Membraneless batteries employ a laminar flow in which two liquids are pumped through a channel.

R & D on Organic Redox Flow (ORF) batteries has emerged in last few years promising to overcome drawbacks preventing the deployment of existing inorganic batteries (toxic and expensive electrolyte materials). The ORF’s batteries are using sustainable organic redox active molecules, free of resources limitation and enabling unlimited combinations of anode – cathode materials (aqueous and non aqueous). ORF’s still have challenges to resolve related to energy density, cost, radical induced side reactions, electrolyte crossover, and limited life time.

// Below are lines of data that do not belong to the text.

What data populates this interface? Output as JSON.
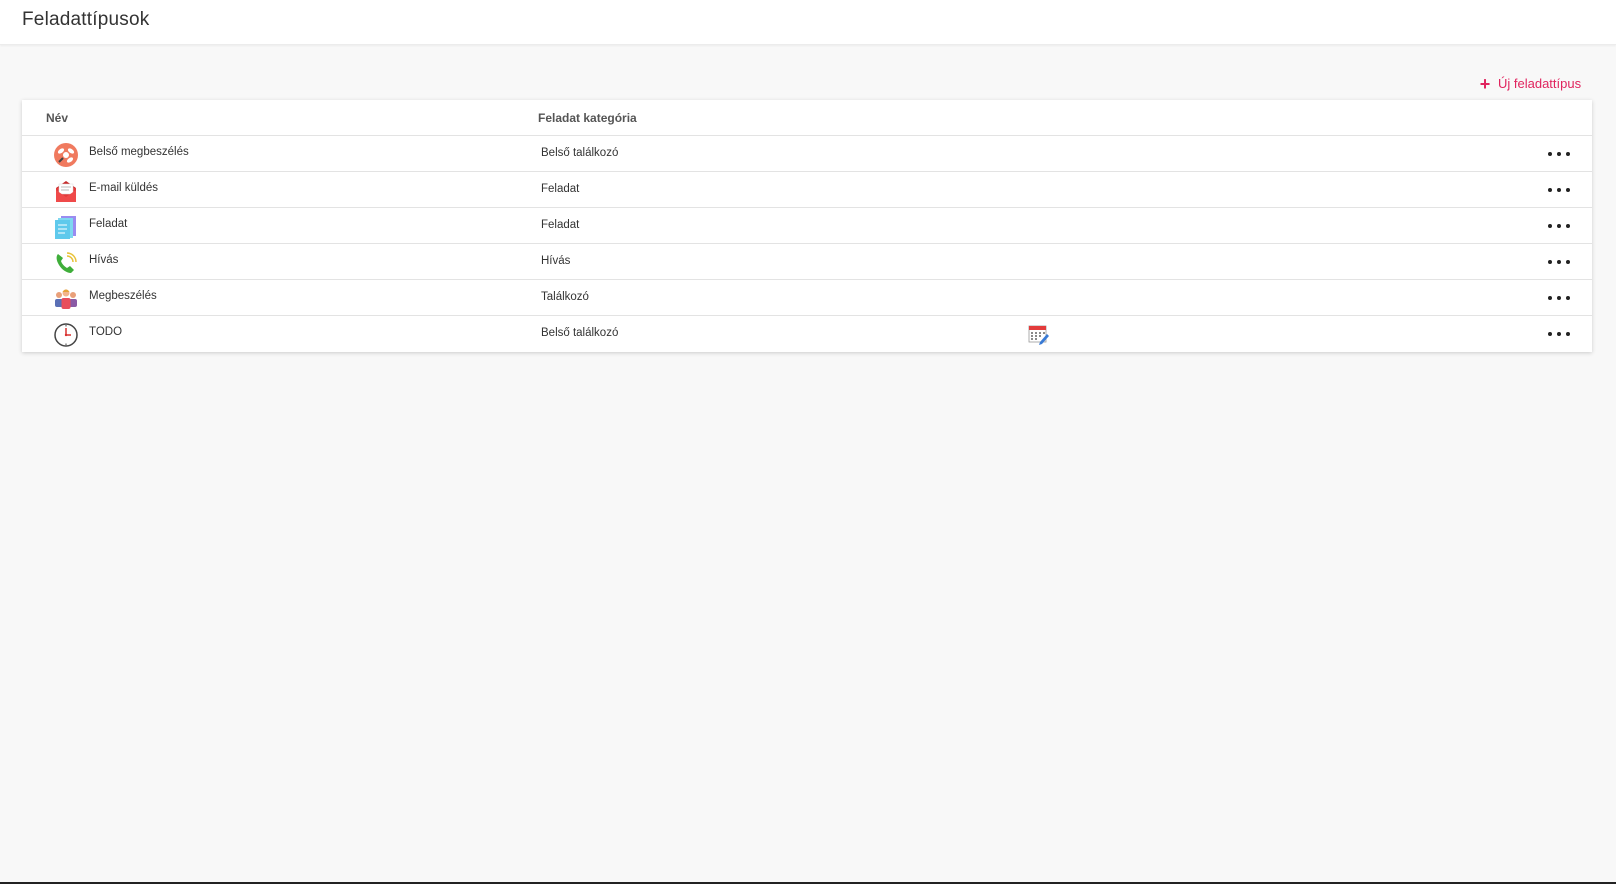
{
  "header": {
    "title": "Feladattípusok"
  },
  "actions": {
    "new_label": "Új feladattípus",
    "new_icon": "plus-icon"
  },
  "table": {
    "columns": [
      "Név",
      "Feladat kategória"
    ],
    "rows": [
      {
        "name": "Belső megbeszélés",
        "category": "Belső találkozó",
        "icon": "internal-meeting-icon",
        "calendar": false
      },
      {
        "name": "E-mail küldés",
        "category": "Feladat",
        "icon": "email-envelope-icon",
        "calendar": false
      },
      {
        "name": "Feladat",
        "category": "Feladat",
        "icon": "task-notes-icon",
        "calendar": false
      },
      {
        "name": "Hívás",
        "category": "Hívás",
        "icon": "phone-call-icon",
        "calendar": false
      },
      {
        "name": "Megbeszélés",
        "category": "Találkozó",
        "icon": "meeting-people-icon",
        "calendar": false
      },
      {
        "name": "TODO",
        "category": "Belső találkozó",
        "icon": "clock-icon",
        "calendar": true
      }
    ]
  },
  "colors": {
    "accent": "#e0245e",
    "background": "#f8f8f8",
    "card": "#ffffff"
  }
}
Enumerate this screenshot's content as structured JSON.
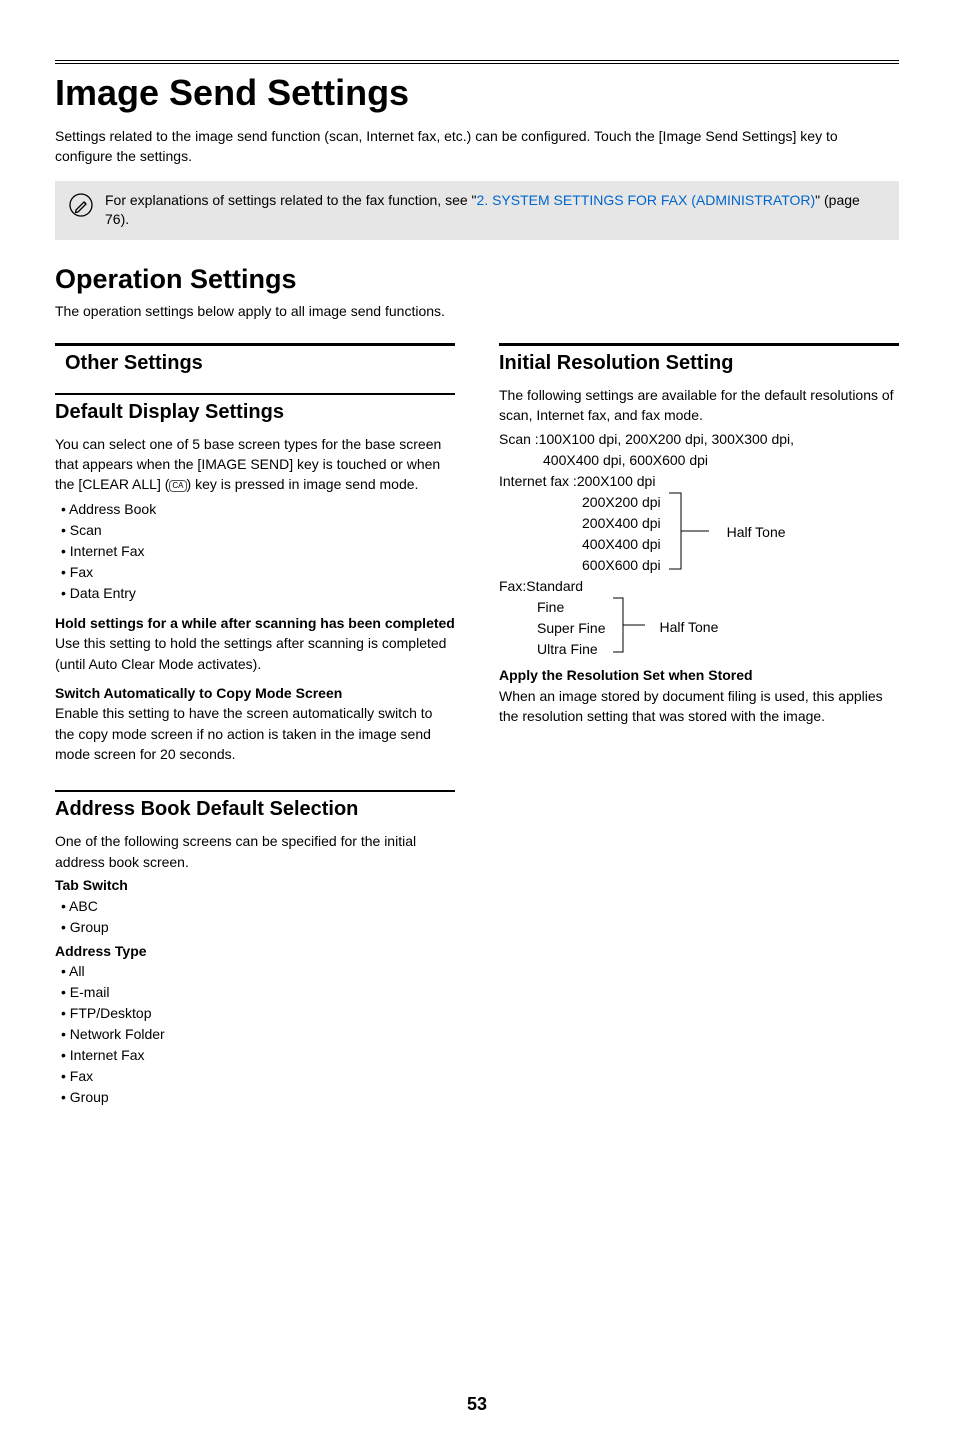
{
  "title": "Image Send Settings",
  "intro": "Settings related to the image send function (scan, Internet fax, etc.) can be configured. Touch the [Image Send Settings] key to configure the settings.",
  "note": {
    "prefix": "For explanations of settings related to the fax function, see \"",
    "link": "2. SYSTEM SETTINGS FOR FAX (ADMINISTRATOR)",
    "suffix": "\" (page 76)."
  },
  "h2": "Operation Settings",
  "h2_sub": "The operation settings below apply to all image send functions.",
  "left": {
    "other_settings": "Other Settings",
    "default_display": {
      "title": "Default Display Settings",
      "body_1": "You can select one of 5 base screen types for the base screen that appears when the [IMAGE SEND] key is touched or when the [CLEAR ALL] (",
      "body_2": ") key is pressed in image send mode.",
      "ca_label": "CA",
      "bullets": [
        "Address Book",
        "Scan",
        "Internet Fax",
        "Fax",
        "Data Entry"
      ],
      "hold_heading": "Hold settings for a while after scanning has been completed",
      "hold_body": "Use this setting to hold the settings after scanning is completed (until Auto Clear Mode activates).",
      "switch_heading": "Switch Automatically to Copy Mode Screen",
      "switch_body": "Enable this setting to have the screen automatically switch to the copy mode screen if no action is taken in the image send mode screen for 20 seconds."
    },
    "address_book": {
      "title": "Address Book Default Selection",
      "body": "One of the following screens can be specified for the initial address book screen.",
      "tab_switch_heading": "Tab Switch",
      "tab_switch_items": [
        "ABC",
        "Group"
      ],
      "address_type_heading": "Address Type",
      "address_type_items": [
        "All",
        "E-mail",
        "FTP/Desktop",
        "Network Folder",
        "Internet Fax",
        "Fax",
        "Group"
      ]
    }
  },
  "right": {
    "initial_resolution": {
      "title": "Initial Resolution Setting",
      "body": "The following settings are available for the default resolutions of scan, Internet fax, and fax mode.",
      "scan_label": "Scan :",
      "scan_line1": "100X100 dpi, 200X200 dpi, 300X300 dpi,",
      "scan_line2": "400X400 dpi, 600X600 dpi",
      "ifax_label": "Internet fax :",
      "ifax_items": [
        "200X100 dpi",
        "200X200 dpi",
        "200X400 dpi",
        "400X400 dpi",
        "600X600 dpi"
      ],
      "halftone": "Half Tone",
      "fax_label": "Fax:",
      "fax_items": [
        "Standard",
        "Fine",
        "Super Fine",
        "Ultra Fine"
      ],
      "apply_heading": "Apply the Resolution Set when Stored",
      "apply_body": "When an image stored by document filing is used, this applies the resolution setting that was stored with the image."
    }
  },
  "page_number": "53"
}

Lithium-ion batteries (Li-ion or LIB) are currently popular rechargeable batteries in which lithium ions move from the negative to the positive electrode during discharging / charging. They are not only used for portable electronics (high energy density, tiny memory effect and low self-discharge) but they are becoming a common replacement in larger format applications for the traditional lead–acid batteries. The lightweight lithium-ion battery packs tend to be preferred to the heavy lead plates and acid electrolyte traditional batteries. Chemistry, performance, longevity, safety and cost vary.(lithium–sulfur LIB’s promises the highest performance / weight ratio). LIB’s can pose safety hazards since they contain flammable electrolytes and may be pressurized. Specific costs of the LIB is over $450 / Kwh. The well advertised Tesla Lithium Ion Powerwall battery (nickel – manganese – cobalt chemistry) costs over $400 / Kwh without installation hardware.

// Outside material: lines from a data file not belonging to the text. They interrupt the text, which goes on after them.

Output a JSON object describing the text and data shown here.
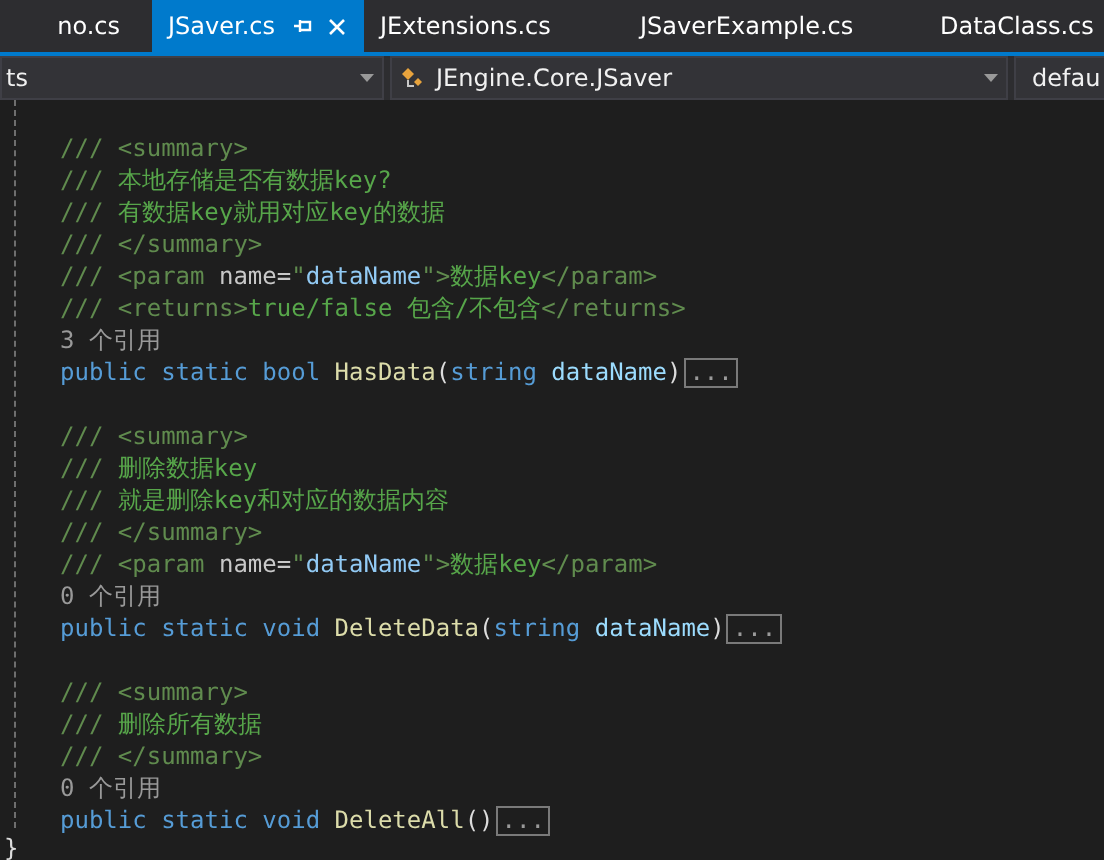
{
  "tabs": [
    {
      "label": "no.cs",
      "selected": false
    },
    {
      "label": "JSaver.cs",
      "selected": true
    },
    {
      "label": "JExtensions.cs",
      "selected": false
    },
    {
      "label": "JSaverExample.cs",
      "selected": false
    },
    {
      "label": "DataClass.cs",
      "selected": false
    }
  ],
  "nav_bar": [
    {
      "value": "ts",
      "kind": "project"
    },
    {
      "value": "JEngine.Core.JSaver",
      "kind": "class"
    },
    {
      "value": "defau",
      "kind": "member"
    }
  ],
  "code": {
    "closing_brace": "}",
    "lines": [
      {
        "kind": "blank"
      },
      {
        "kind": "comment",
        "segments": [
          {
            "kind": "doc",
            "text": "/// <summary>"
          }
        ]
      },
      {
        "kind": "comment",
        "segments": [
          {
            "kind": "doc",
            "text": "/// "
          },
          {
            "kind": "text",
            "text": "本地存储是否有数据key?"
          }
        ]
      },
      {
        "kind": "comment",
        "segments": [
          {
            "kind": "doc",
            "text": "/// "
          },
          {
            "kind": "text",
            "text": "有数据key就用对应key的数据"
          }
        ]
      },
      {
        "kind": "comment",
        "segments": [
          {
            "kind": "doc",
            "text": "/// </summary>"
          }
        ]
      },
      {
        "kind": "comment",
        "segments": [
          {
            "kind": "doc",
            "text": "/// <param "
          },
          {
            "kind": "attr",
            "text": "name="
          },
          {
            "kind": "doc",
            "text": "\""
          },
          {
            "kind": "value",
            "text": "dataName"
          },
          {
            "kind": "doc",
            "text": "\">"
          },
          {
            "kind": "text",
            "text": "数据key"
          },
          {
            "kind": "doc",
            "text": "</param>"
          }
        ]
      },
      {
        "kind": "comment",
        "segments": [
          {
            "kind": "doc",
            "text": "/// <returns>"
          },
          {
            "kind": "text",
            "text": "true/false 包含/不包含"
          },
          {
            "kind": "doc",
            "text": "</returns>"
          }
        ]
      },
      {
        "kind": "refs",
        "text": "3 个引用"
      },
      {
        "kind": "code",
        "collapsed": "...",
        "segments": [
          {
            "kind": "keyword",
            "text": "public static bool "
          },
          {
            "kind": "method",
            "text": "HasData"
          },
          {
            "kind": "plain",
            "text": "("
          },
          {
            "kind": "keyword",
            "text": "string "
          },
          {
            "kind": "param",
            "text": "dataName"
          },
          {
            "kind": "plain",
            "text": ")"
          }
        ]
      },
      {
        "kind": "blank"
      },
      {
        "kind": "comment",
        "segments": [
          {
            "kind": "doc",
            "text": "/// <summary>"
          }
        ]
      },
      {
        "kind": "comment",
        "segments": [
          {
            "kind": "doc",
            "text": "/// "
          },
          {
            "kind": "text",
            "text": "删除数据key"
          }
        ]
      },
      {
        "kind": "comment",
        "segments": [
          {
            "kind": "doc",
            "text": "/// "
          },
          {
            "kind": "text",
            "text": "就是删除key和对应的数据内容"
          }
        ]
      },
      {
        "kind": "comment",
        "segments": [
          {
            "kind": "doc",
            "text": "/// </summary>"
          }
        ]
      },
      {
        "kind": "comment",
        "segments": [
          {
            "kind": "doc",
            "text": "/// <param "
          },
          {
            "kind": "attr",
            "text": "name="
          },
          {
            "kind": "doc",
            "text": "\""
          },
          {
            "kind": "value",
            "text": "dataName"
          },
          {
            "kind": "doc",
            "text": "\">"
          },
          {
            "kind": "text",
            "text": "数据key"
          },
          {
            "kind": "doc",
            "text": "</param>"
          }
        ]
      },
      {
        "kind": "refs",
        "text": "0 个引用"
      },
      {
        "kind": "code",
        "collapsed": "...",
        "segments": [
          {
            "kind": "keyword",
            "text": "public static void "
          },
          {
            "kind": "method",
            "text": "DeleteData"
          },
          {
            "kind": "plain",
            "text": "("
          },
          {
            "kind": "keyword",
            "text": "string "
          },
          {
            "kind": "param",
            "text": "dataName"
          },
          {
            "kind": "plain",
            "text": ")"
          }
        ]
      },
      {
        "kind": "blank"
      },
      {
        "kind": "comment",
        "segments": [
          {
            "kind": "doc",
            "text": "/// <summary>"
          }
        ]
      },
      {
        "kind": "comment",
        "segments": [
          {
            "kind": "doc",
            "text": "/// "
          },
          {
            "kind": "text",
            "text": "删除所有数据"
          }
        ]
      },
      {
        "kind": "comment",
        "segments": [
          {
            "kind": "doc",
            "text": "/// </summary>"
          }
        ]
      },
      {
        "kind": "refs",
        "text": "0 个引用"
      },
      {
        "kind": "code",
        "collapsed": "...",
        "segments": [
          {
            "kind": "keyword",
            "text": "public static void "
          },
          {
            "kind": "method",
            "text": "DeleteAll"
          },
          {
            "kind": "plain",
            "text": "()"
          }
        ]
      }
    ]
  }
}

Examples of developed RFB’s are vanadium, polysulfide, bromide and uranium based. RFB’s have not proliferated yet due to low energy density (70 Wh/l compared with over 200 Wh/l for lithium iron phosphate). New research reports redox couples with higher energy density (zinc-polyiodide hydrogen-bromine and hydrogen- bromate). Even if the multi-billion dollar potential of redox flow batteries storage business is currently limited by cost and reliability, specific costs of redox flow batteries are expected to get substantially lower then those of lithium ion batteries and flow batteries are expected to become the backbone of future electricity systems.